Quand à Monsieur Poupard, il a raison dasn son article car en réalité le service est souvent le parent pauvre dans nos établissements. Et même si vous avez bien recruteé la formation va avoir un effet très important, jusqu’à la cohésion d’une équipe.
Je ne souhaite pas que vous preniez ces conseils pour de « belles paroles » mais pour un témoignage.
Je vous remercie de votre compréhension et remercie M. POUPARD pour la pertinence de son article pour lequel il ya encore beaucoup de choses concrètes à dire.
Salutations respectueuses,
Yves Laugier
http://www.prorecor.com
Sans vouloir polémiquer, les propos de Jean-Pierre Chedal me choquent, mais ne me surprennent pas non plus. Préfère-t-il les annonces clientélistes et mousseuses d’un autre consultant en restauration qui dit que tout va bien avec de faux chiffres ou encore les communiqués du Gouvernement qui prétend que tout est merveilleux ? Les contes de fées sont effectivement plus agréables à entendre et plus antalgiques que les analyses éclairées d’un expert comme Thierry.
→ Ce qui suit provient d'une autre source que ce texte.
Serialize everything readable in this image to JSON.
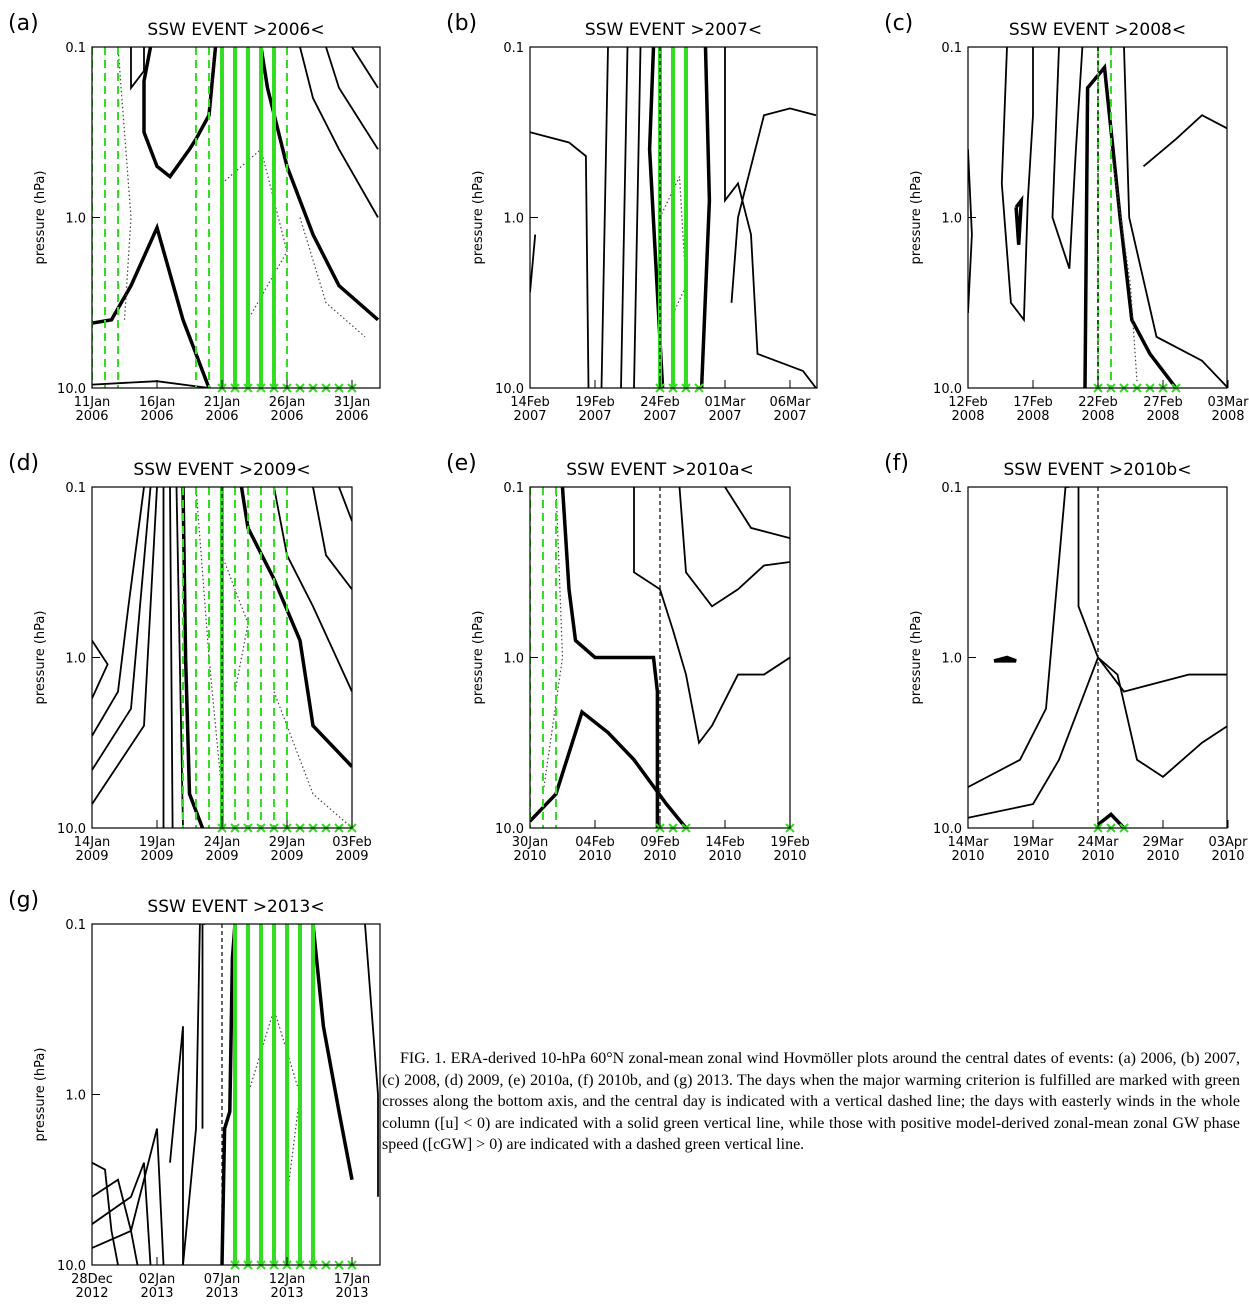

C’est pourtant le moment où jamais pour que les professionnels de la restauration se remettent en question ; comment peut-on encore l’ignorer ? Thierry a raison dans ses observations, pour les constater moi aussi et ce depuis de nombreuses années. Mais lui en parle mieux que je ne saurais le faire… (!)
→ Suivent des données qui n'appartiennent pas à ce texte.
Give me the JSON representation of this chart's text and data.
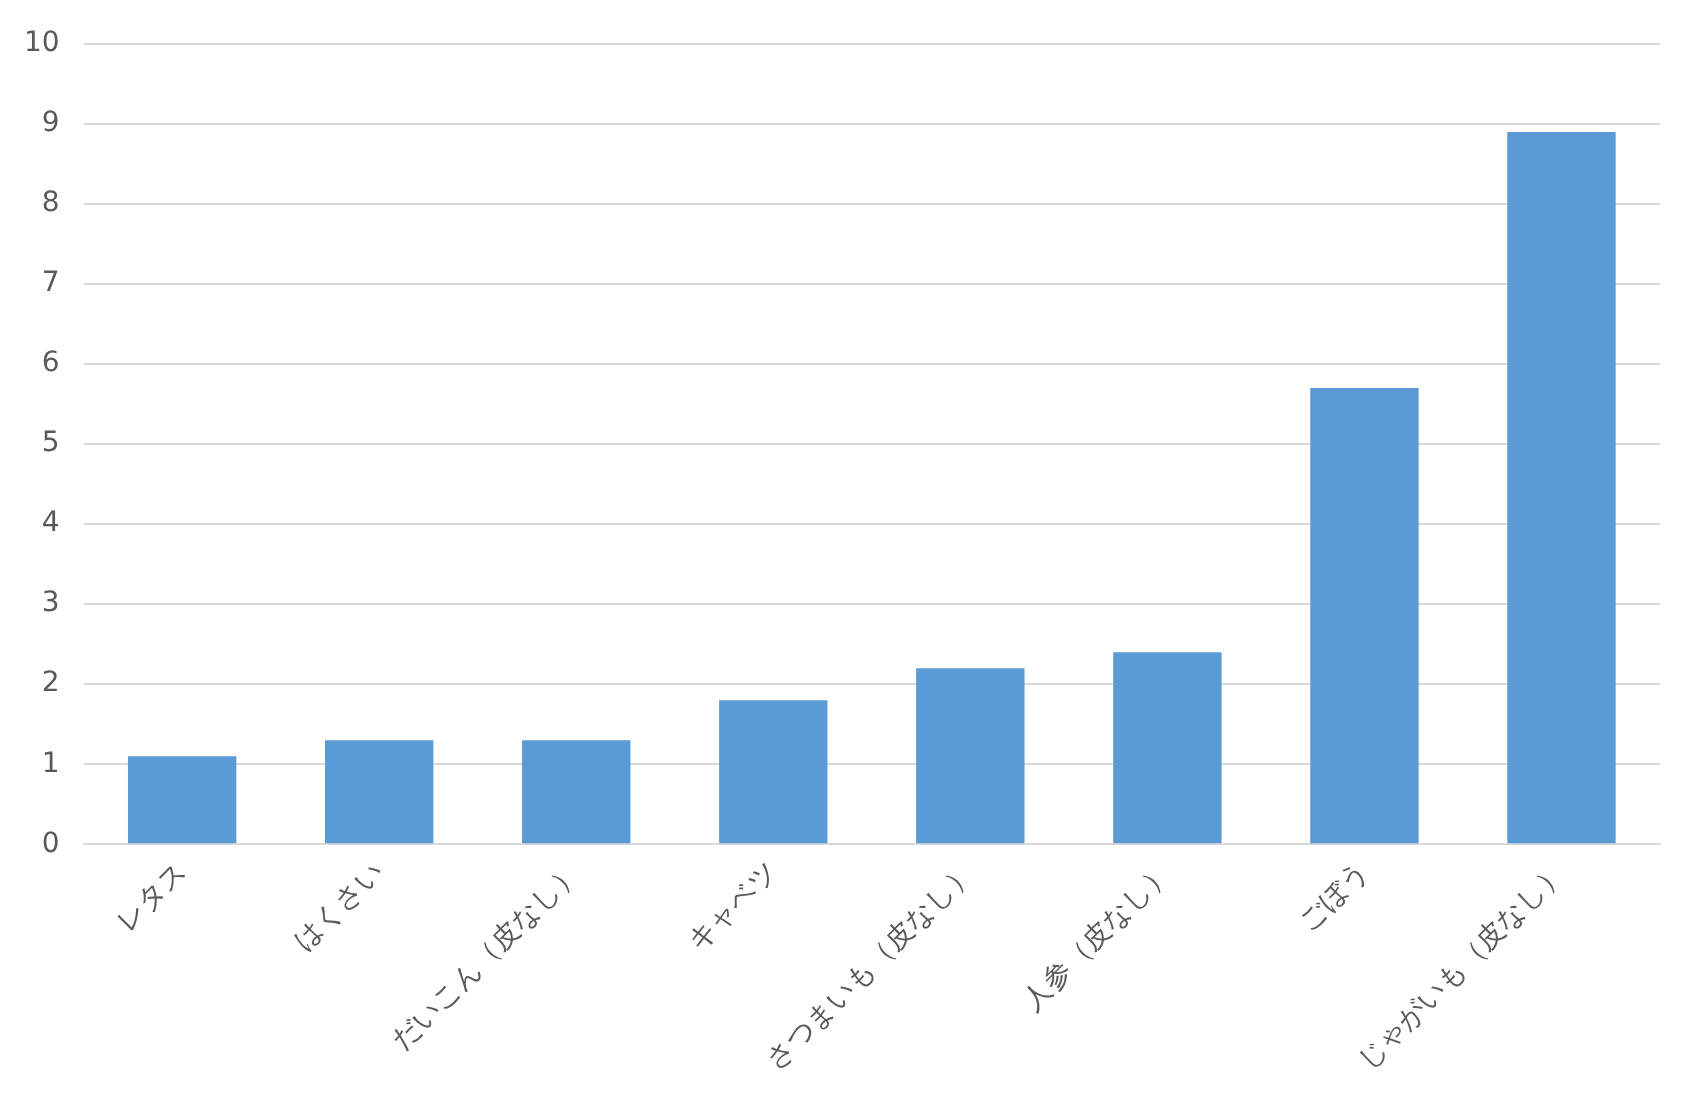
{
  "chart_data": {
    "type": "bar",
    "categories": [
      "レタス",
      "はくさい",
      "だいこん（皮なし）",
      "キャベツ",
      "さつまいも（皮なし）",
      "人参（皮なし）",
      "ごぼう",
      "じゃがいも（皮なし）"
    ],
    "values": [
      1.1,
      1.3,
      1.3,
      1.8,
      2.2,
      2.4,
      5.7,
      8.9
    ],
    "color": "#5b9bd5",
    "ylim": [
      0,
      10
    ],
    "yticks": [
      0,
      1,
      2,
      3,
      4,
      5,
      6,
      7,
      8,
      9,
      10
    ],
    "grid": "y"
  }
}
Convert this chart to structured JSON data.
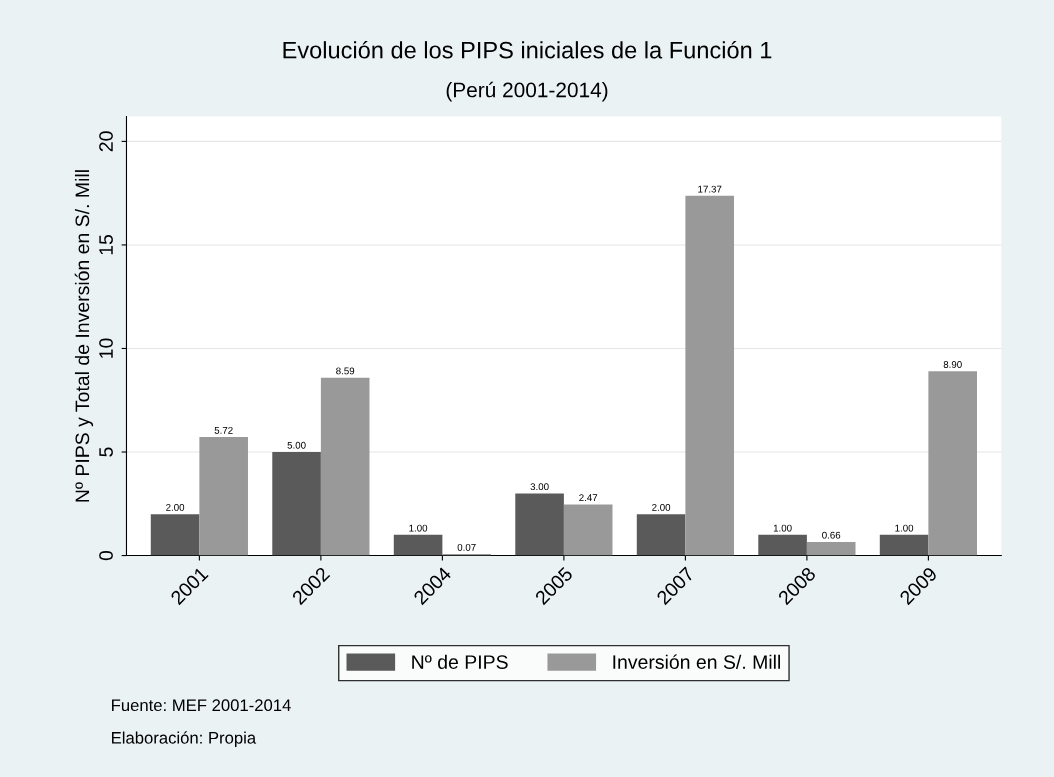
{
  "chart_data": {
    "type": "bar",
    "title": "Evolución de los PIPS iniciales de la Función 1",
    "subtitle": "(Perú 2001-2014)",
    "ylabel": "Nº PIPS y Total de Inversión en S/. Mill",
    "categories": [
      "2001",
      "2002",
      "2004",
      "2005",
      "2007",
      "2008",
      "2009"
    ],
    "series": [
      {
        "name": "Nº de PIPS",
        "color": "#5a5a5a",
        "values": [
          2.0,
          5.0,
          1.0,
          3.0,
          2.0,
          1.0,
          1.0
        ],
        "value_labels": [
          "2.00",
          "5.00",
          "1.00",
          "3.00",
          "2.00",
          "1.00",
          "1.00"
        ]
      },
      {
        "name": "Inversión en S/. Mill",
        "color": "#999999",
        "values": [
          5.72,
          8.59,
          0.07,
          2.47,
          17.37,
          0.66,
          8.9
        ],
        "value_labels": [
          "5.72",
          "8.59",
          "0.07",
          "2.47",
          "17.37",
          "0.66",
          "8.90"
        ]
      }
    ],
    "ylim": [
      0,
      21.2
    ],
    "yticks": [
      0,
      5,
      10,
      15,
      20
    ],
    "grid": "y",
    "legend": "bottom",
    "annotations": [
      "Fuente: MEF 2001-2014",
      "Elaboración: Propia"
    ]
  }
}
Certes la restauration est un des métiers/secteurs les plus difficiles qui soient. Certes les conditions d’exercice imposées aux entreprises françaises par l’Etat (prélèvements obligatoires, règles de travail, réglementations diverses, etc.) et plus particulièrement dans la restauration, sont parmi les plus lourdes, voire injustes, que l’on connaisse.
Mais, ce n’est pas en cassant le thermomètre que l’on fait baisser la fièvre. Si les conseilleurs ne sont pas les payeurs, il faut les prendre pour l’utilité qu’ils représentent. Le « pas de vague » sévit trop et depuis trop longtemps dans la profession. Le déni aussi et la politique de l’autruche où l’on n’ose affronter les vrais problèmes qui font crever le métier. Traiter des consultants doués comme Thierry de « nantis » ne fait pas non plus avancer les choses, et se trouve de plus être en contradiction avec la réalité de ce sacerdoce.
Enfin, accuser constamment les « causes extérieures » au lieu de se demander si l’on fait (soi-même) bien son travail n’est pas très constructif. La conjoncture morose, la baisse de l’euro, les charges qui augmentent, le personnel qui ne veut rien f…, les méchants clients qui ne comprennent rien, les mauvais concurrents qui ne sont même pas du métier,… tout cela a au final bon dos. Enfin, M. Chedal a oublié de citer la baisse de la TVA devant laquelle tant de restaurateurs sont devenus indécents : ils profitent de ce vrai cadeau et ont encore la malhonnêteté de se plaindre…
Corporatistes, poujadistes, passéistes, conservateurs de tout poil, réactionnaires, individualistes… vous faites du mal à votre pourtant si noble métier de restaurateur et vous allez sombrer avec lui.
=> Les conseils et analyses de Thierry Poupard devraient être remboursés par la Sécurité Sociale, comme on dit.